New Apps has a thread on 'great lines in philosophy.' Here's a page of such lines compiled at Siris in 2009. The New Apps thread was occasioned by Jim Holt's NY Times piece on literary style in philosophy. Brand Blanshard gave a talk on philosophical style in 1953. He mentions Mill and Locke as two good stylists.
Blanshard himself wrote well at least sometimes (I haven't read that much of his work). The following passage by Blanshard is too lengthy to count as a great line, but I like the way he here contrasts the rational (or normative) and causal (or mechanical) orders. I also like his use of 'supervenes' in 1966 (though I'm not sure of that date) to capture something about the mind-body relation before that term caught on in philosophy of mind. Donald Davidson is often credited with introducing the term into the philosophy of mind in 1970. While Davidson spoke of mental events as supervening on physical ones, Blanshard writes here of one type of 'law' (or perhaps the 'operation' of one law) as supervening on another.

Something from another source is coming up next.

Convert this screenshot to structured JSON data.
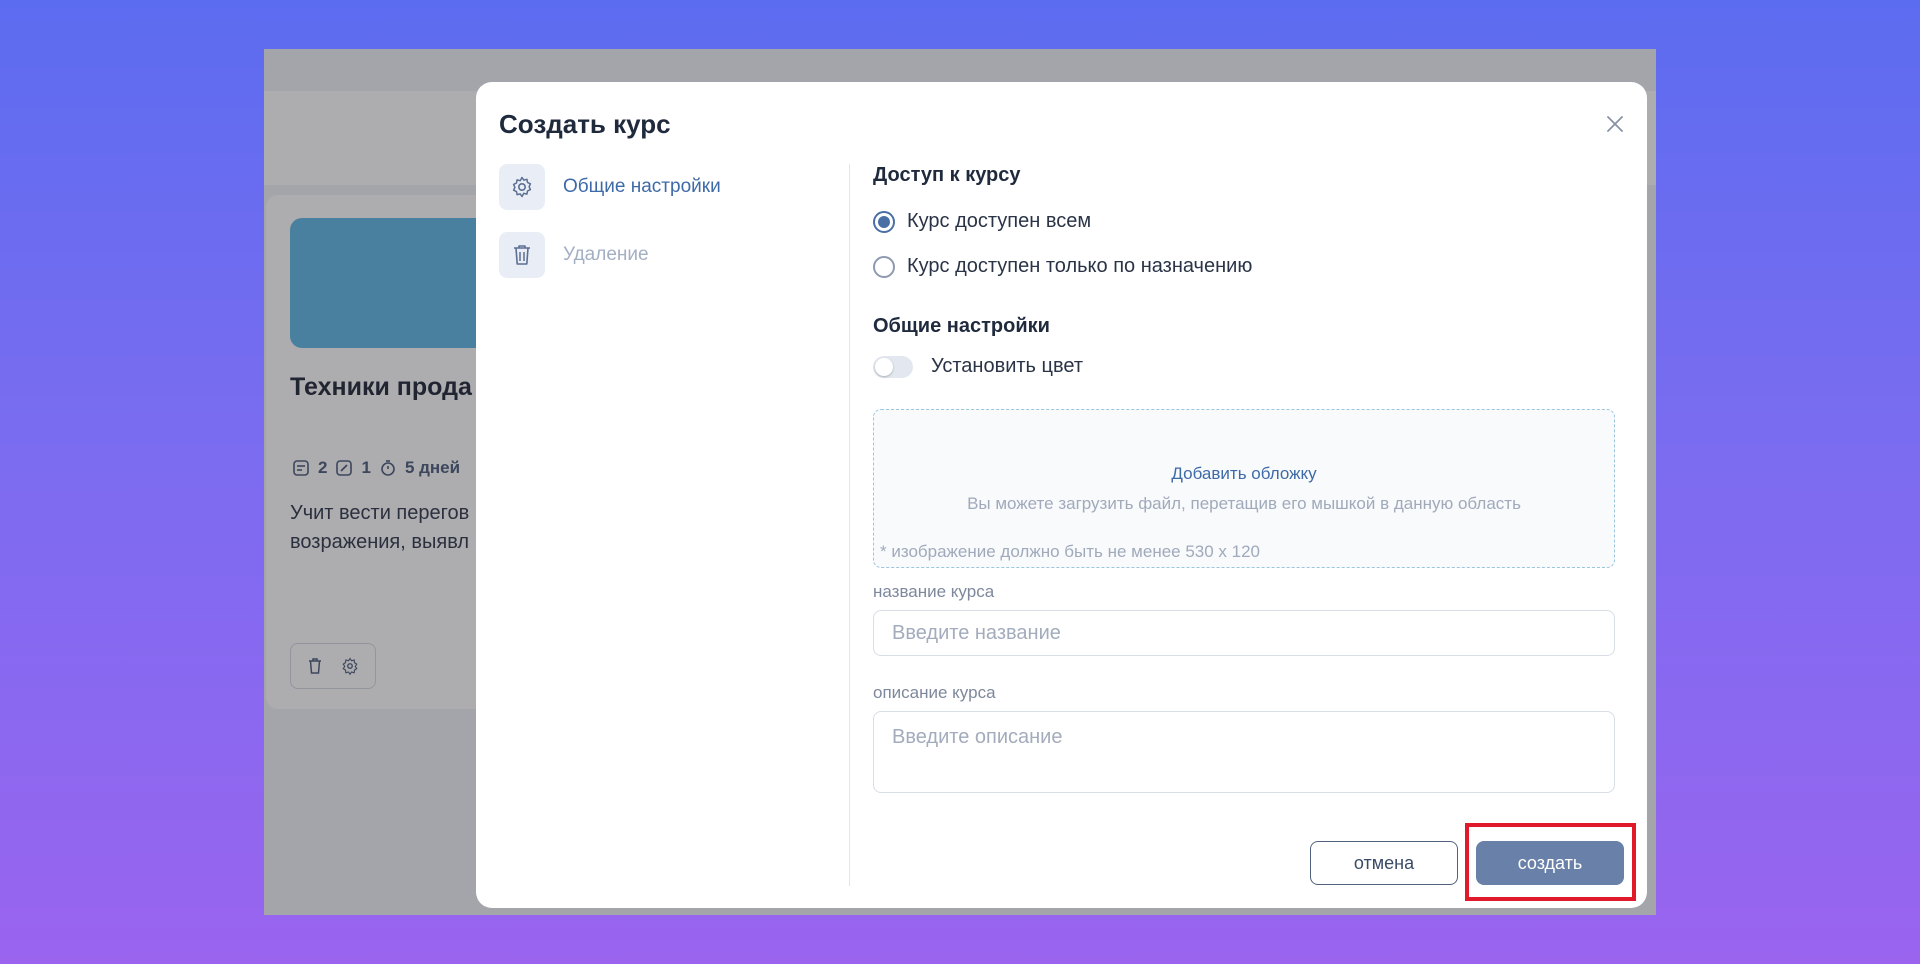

Thinking in art and morals and even mathematics is neither the reflection in consciousness of a mechanical order in the brain nor the tracing with the mind’s eye of some empirical order in its object, but an endeavour to realize in thought an ideal order which would satisfy an inner demand. The nearer thought comes to its goal, the more it finds itself under constraint by that goal, and dominated in its creative effort by aesthetic or moral or logical relevance. These relations of relevance are not physical or psychological relations. They are normative relations that can enter into the mental current because that current is . . . teleological. Their operation marks the presence of a different type of law, which supervenes upon physical and psychological laws when purpose takes control. (Brand Blanshard, 1966)Actually, I don't know where Blanshard wrote this. I copied this passage from one of his works but noted only the year and not the title of the work in question, and now I can't locate on-line any publication by him in 1966. Hmm. (He also used 'supervene' to characterize relations between different causal orders in his 'Case for Determinism' [1961].)